Assessment of Morphometric Variation in Natural Populations: The Inadequacy of the Univariate Approach

Abstract
Systematists often attempt to avoid the problem of correlated characters by establishing an arbitrary number of variables that must be significant before groups are considered distinct. The appropriateness of this approach has not been evaluated empirically in the biological literature. We analyzed morphometric data for 27 species of bats from the Brazilian Northeast. Twenty-two mensural characters (12 cranial, 10 external) were analyzed for iterlocality and secondary sexual variation in each species using ANOVA and MANOVA. The univariate and multivariate analyses showed little correspondence; no predictable relationship between the number of characters exhibiting significance for a particular treatment effect in the uivariate analyses and the significance level for that treatment in the multivariate analysis was discernible.
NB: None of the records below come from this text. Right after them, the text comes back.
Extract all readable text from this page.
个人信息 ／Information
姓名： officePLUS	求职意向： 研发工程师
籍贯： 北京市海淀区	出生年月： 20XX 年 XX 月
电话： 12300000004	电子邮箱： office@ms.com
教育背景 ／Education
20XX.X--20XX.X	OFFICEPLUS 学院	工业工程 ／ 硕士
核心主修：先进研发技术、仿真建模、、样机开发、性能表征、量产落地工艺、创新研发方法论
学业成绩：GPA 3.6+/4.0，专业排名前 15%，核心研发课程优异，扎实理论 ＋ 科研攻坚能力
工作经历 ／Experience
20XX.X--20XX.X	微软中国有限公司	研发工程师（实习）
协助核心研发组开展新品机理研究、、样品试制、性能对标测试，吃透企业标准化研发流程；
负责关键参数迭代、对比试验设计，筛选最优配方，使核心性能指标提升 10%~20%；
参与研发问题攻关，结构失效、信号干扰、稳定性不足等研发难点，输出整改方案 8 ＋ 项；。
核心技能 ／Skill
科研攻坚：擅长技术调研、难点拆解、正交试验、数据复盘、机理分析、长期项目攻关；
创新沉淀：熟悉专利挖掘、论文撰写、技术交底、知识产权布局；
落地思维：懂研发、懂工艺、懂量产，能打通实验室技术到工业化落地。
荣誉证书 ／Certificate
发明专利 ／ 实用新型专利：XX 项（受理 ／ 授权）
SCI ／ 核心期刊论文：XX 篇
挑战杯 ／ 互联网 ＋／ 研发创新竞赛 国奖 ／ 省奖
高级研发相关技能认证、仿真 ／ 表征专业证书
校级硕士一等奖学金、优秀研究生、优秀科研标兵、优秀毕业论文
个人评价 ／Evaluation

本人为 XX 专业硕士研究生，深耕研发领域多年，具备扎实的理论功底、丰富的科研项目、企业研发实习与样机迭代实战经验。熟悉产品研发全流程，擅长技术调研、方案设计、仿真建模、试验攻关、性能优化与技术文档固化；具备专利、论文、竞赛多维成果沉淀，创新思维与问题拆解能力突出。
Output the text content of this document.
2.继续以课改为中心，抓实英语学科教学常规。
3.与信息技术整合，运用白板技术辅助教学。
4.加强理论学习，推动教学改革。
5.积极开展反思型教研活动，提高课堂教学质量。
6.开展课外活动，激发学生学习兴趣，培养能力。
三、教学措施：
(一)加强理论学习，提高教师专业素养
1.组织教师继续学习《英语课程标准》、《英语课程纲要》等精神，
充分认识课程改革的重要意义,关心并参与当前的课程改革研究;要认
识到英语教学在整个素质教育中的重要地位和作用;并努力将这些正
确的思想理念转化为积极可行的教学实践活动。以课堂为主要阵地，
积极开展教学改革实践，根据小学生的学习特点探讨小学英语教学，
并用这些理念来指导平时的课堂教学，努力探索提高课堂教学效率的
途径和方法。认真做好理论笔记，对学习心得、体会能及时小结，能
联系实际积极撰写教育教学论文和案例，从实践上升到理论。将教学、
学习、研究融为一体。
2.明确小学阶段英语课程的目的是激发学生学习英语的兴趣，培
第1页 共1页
Small sample sizes or disparate sample sizes do not contribute to this phenomenon. Results ranged from: 11 of 12 characters significant using ANOVA and nonsignificance in the MANOVA; to no character significant using the ANOVA with significance in the multivariate analysis. Because MANOVA utilizes rather than ignores correlations among characters, it is the correct statistical test for evaluating overall group differences. We show that even conservative interpretations of the univariate results can lead to erroneous systematic conclusions.